Pharmaceutical Technology Europe
In this article, the authors describe a study into the factorial effect of selected process parameters on the pharmaceutical characteristics of poly(DL-lactide-co-glycolide) microspheres containing methotrexate. A study of the microspheres' stability at refrigerated temperatures is also examined.
Controlled release of a medicament, particularly one that needs to be administered frequently in high doses and can result in severe adverse drug events (ADEs), has been a field of intense research. Of the various drug delivery systems that have been studied, particulate drug delivery systems, particularly microspheres, have yielded the most promising results.1,2 Polymers such as albumin and chitosan have been used to prepare microspheres in different sizes to deliver drugs in a controlled fashion to the target organ.3,4
Poly(DL-lactide-co-glycolide) (PLGA) has been used to prepare microspheres that possess tremendous potential to release a drug in a controlled manner.5, 6 Previously, several attempts have been made to gain more understanding about the effect of changing different process parameters on the characteristics of PLGA microspheres.7-9 In this article, the authors have determined the effect of two process parameters (drug and polymer concentration) on selected pharmaceutical characteristics of PLGA microspheres. Further, the parameters and their effects have been correlated to define their collective effect through an appropriate mathematical model. Drug and polymer concentrations have been selected because they are among the most important factors affecting microsphere properties.
The study used methotrexate as a water insoluble drug. Methotrexate belongs to the group of medicines known as antimetabolites. It is used to treat cancer of the breast, head and neck, lung, blood, bone and lymph, and tumours in the uterus. It may also be used to treat other kinds of cancer. The drug needs frequent administration, which may lead to abrupt bone marrow depression and leucopaenia, thrombocytopaenia and anaemia.10 Several attempts have previously been made to control these complications by encapsulation of methotrexate using biodegradable polymers.11
Although it is important for a dosage form to possess all of the desired qualities to give a premeditated therapeutic result, it is equally important that it remains stable until its administration. Whereas microspheres used for targeting entrapped/encapsulated medicaments are usually administered in suspension to the target site, they are also administered orally after filling in capsules or compressed in tablets.

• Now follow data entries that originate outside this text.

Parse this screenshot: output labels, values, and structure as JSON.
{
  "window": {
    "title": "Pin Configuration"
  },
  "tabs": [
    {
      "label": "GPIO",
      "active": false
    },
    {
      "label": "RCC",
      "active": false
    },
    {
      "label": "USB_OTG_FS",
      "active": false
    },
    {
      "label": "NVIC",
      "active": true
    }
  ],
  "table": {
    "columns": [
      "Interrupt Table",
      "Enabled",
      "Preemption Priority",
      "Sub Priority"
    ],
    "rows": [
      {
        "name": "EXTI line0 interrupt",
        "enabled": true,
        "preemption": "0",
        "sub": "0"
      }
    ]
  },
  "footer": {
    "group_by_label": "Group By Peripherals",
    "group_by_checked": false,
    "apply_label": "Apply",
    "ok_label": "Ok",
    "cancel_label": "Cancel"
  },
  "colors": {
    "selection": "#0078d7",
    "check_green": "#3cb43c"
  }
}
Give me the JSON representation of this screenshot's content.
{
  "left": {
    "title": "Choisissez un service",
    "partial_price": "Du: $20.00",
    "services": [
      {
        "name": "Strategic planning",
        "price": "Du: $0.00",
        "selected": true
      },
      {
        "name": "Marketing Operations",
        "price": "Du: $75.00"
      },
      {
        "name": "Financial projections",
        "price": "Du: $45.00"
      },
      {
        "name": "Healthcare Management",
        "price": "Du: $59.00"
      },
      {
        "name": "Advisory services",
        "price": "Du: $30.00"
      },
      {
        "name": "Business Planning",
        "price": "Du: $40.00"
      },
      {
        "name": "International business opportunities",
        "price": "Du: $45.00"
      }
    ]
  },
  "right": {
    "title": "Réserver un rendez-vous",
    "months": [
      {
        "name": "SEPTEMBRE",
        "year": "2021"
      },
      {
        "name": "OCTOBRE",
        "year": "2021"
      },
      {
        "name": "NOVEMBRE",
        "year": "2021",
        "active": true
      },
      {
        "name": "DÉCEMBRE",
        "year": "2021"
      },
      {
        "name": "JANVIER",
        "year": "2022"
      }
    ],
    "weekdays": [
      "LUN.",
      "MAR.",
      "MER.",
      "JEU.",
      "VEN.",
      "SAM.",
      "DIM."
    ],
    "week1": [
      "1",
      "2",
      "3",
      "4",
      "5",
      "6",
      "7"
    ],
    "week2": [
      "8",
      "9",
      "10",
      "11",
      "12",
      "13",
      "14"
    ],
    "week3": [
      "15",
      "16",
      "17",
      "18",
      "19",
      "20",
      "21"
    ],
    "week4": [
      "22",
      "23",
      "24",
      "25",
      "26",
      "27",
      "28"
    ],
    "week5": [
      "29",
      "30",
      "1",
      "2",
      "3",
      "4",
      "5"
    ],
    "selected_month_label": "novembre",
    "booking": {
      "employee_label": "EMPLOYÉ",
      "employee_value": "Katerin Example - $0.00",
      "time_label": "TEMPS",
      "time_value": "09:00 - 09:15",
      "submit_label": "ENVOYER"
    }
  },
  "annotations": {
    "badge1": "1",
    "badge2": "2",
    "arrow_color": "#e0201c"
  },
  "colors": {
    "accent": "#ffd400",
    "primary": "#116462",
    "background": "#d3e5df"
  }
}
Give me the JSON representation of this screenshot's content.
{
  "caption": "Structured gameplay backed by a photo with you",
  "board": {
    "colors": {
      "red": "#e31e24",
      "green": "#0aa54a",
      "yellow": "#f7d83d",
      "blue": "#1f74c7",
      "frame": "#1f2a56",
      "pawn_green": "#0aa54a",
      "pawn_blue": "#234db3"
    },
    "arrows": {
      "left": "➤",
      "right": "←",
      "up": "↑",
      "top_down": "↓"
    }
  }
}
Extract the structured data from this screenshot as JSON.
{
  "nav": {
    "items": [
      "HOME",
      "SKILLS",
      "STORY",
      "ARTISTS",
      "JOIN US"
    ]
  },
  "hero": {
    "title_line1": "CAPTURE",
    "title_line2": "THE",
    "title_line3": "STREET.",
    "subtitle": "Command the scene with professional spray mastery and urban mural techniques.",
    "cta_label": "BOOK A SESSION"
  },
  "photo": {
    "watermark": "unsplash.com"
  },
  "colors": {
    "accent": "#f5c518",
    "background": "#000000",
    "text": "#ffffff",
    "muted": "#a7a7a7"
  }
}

Microspheres, if stored in suspension, are prone to show some undesirable changes such as swelling, leaching of the drug to suspension media and a change in morphological attributes. Therefore, microspheres may be expected to be more stable in dry form. However, there may also be some changes in the microspheres when stored in dry conditions because of susceptibility of the polymer and/or drug to atmospheric conditions.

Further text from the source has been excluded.